The former husband appeals the entry of final summary judgment on his verified motion for relief from judgment. We reverse and remand for further proceedings.

The final judgment granting the dissolution of marriage which incorporated the parties’ marital settlement agreement was entered on February 19, 1993. On February 18, 1994, the former husband filed his verified motion seeking to set aside the marital settlement agreement as fraudulent based upon his assertions that the former wife misrepresented her assets. Thereafter, the former husband sought to depose the former wife. The former wife filed a motion for a protective order from discovery and for a motion for summary judgment. The trial court granted the former wife’s motion for protective order and stayed discovery pending its disposition of the motion for summary judgment. The trial court ultimately granted the former wife’s motion for summary judgment and the former husband asserts this as error. We agree.
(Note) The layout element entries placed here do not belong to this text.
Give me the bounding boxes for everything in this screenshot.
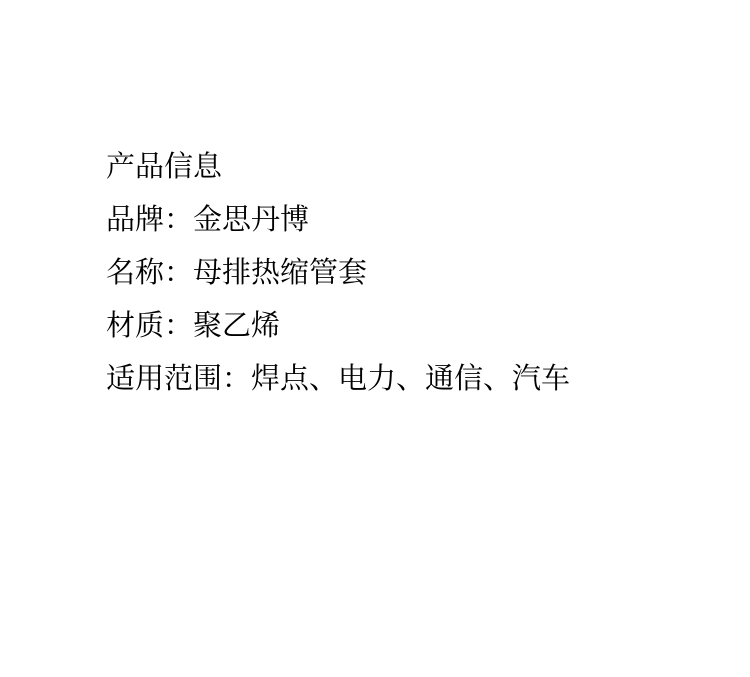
field-brand: 品牌：金思丹博 (106, 193, 570, 246)
field-value: 焊点、电力、通信、汽车 (251, 361, 570, 395)
field-value: 聚乙烯 (193, 308, 280, 342)
field-separator: ： (222, 361, 251, 395)
field-label: 品牌 (106, 202, 164, 236)
product-info-title: 产品信息 (106, 140, 570, 193)
field-separator: ： (164, 255, 193, 289)
field-material: 材质：聚乙烯 (106, 299, 570, 352)
field-name: 名称：母排热缩管套 (106, 246, 570, 299)
field-application: 适用范围：焊点、电力、通信、汽车 (106, 352, 570, 405)
field-value: 母排热缩管套 (193, 255, 367, 289)
field-label: 名称 (106, 255, 164, 289)
field-label: 适用范围 (106, 361, 222, 395)
field-separator: ： (164, 202, 193, 236)
field-label: 材质 (106, 308, 164, 342)
product-info-block: 产品信息 品牌：金思丹博 名称：母排热缩管套 材质：聚乙烯 适用范围：焊点、电力… (106, 140, 570, 405)
field-value: 金思丹博 (193, 202, 309, 236)
field-separator: ： (164, 308, 193, 342)
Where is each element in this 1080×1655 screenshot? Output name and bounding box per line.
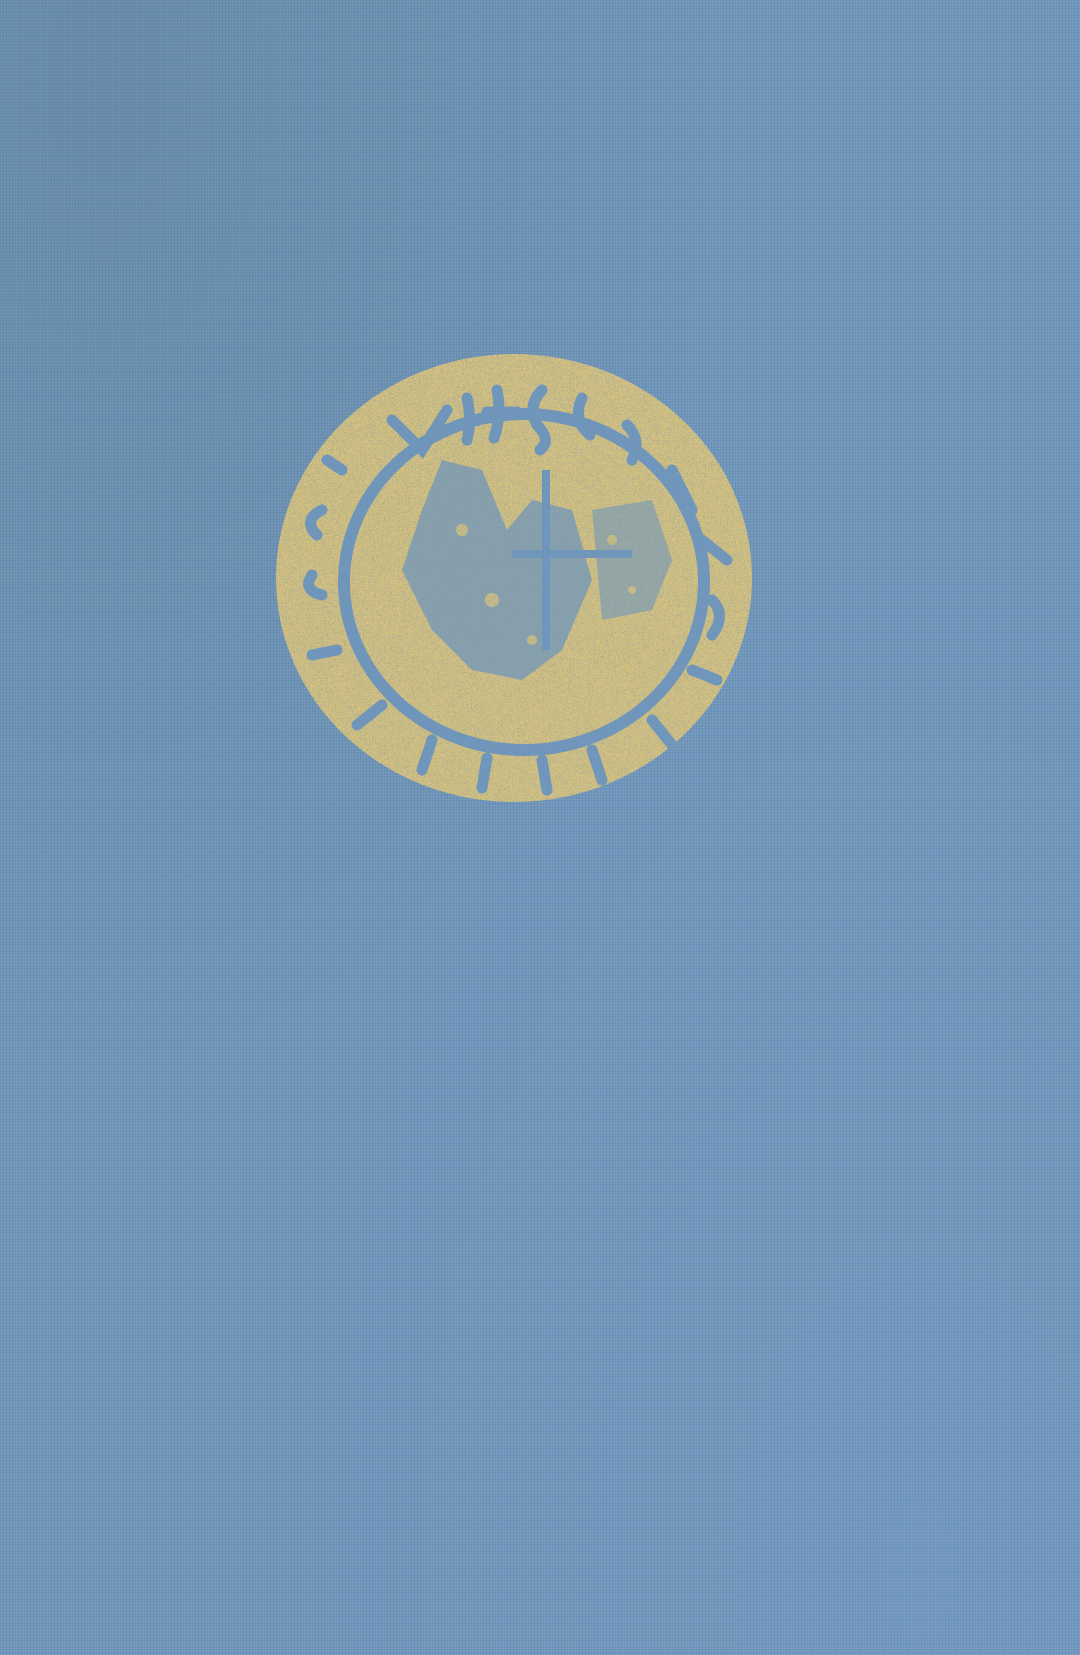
book-cover — [0, 0, 1080, 1655]
gold-seal-emblem — [272, 350, 756, 806]
seal-icon — [272, 350, 756, 806]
This court has said that the entry of summary judgment when discovery has been stayed in an action is premature and error. A & B Pipe and Supply Co. v. Tumberry Towers Corp., 500 So.2d 261, 262 (Fla. 3d DCA 1986) njjt was premature for the trial court to award the defendant a summary judgment when the plaintiff, through no fault of its own, had not completed its discovery.”) (quoting Commercial Bank v. Heiman, 322 So.2d 564, 564 (Fla. 3d DCA 1975)); Scherr v. Andrews, 497 So.2d 970 (Fla. 3d DCA 1986) (finding the entry of summary judgment improper where trial court’s prior entry of protective order temporarily precluded plaintiff’s opportunity to discover information tending to establish liability of codefendant); Cullen v. Big Daddy’s Lounges, Inc., 364 So.2d 839, 840 (Fla. 3d DCA 1978) (concluding that summary judgment in favor of defendant prior to plaintiffs completion of discovery was premature).

Reversed and remanded for further proceedings.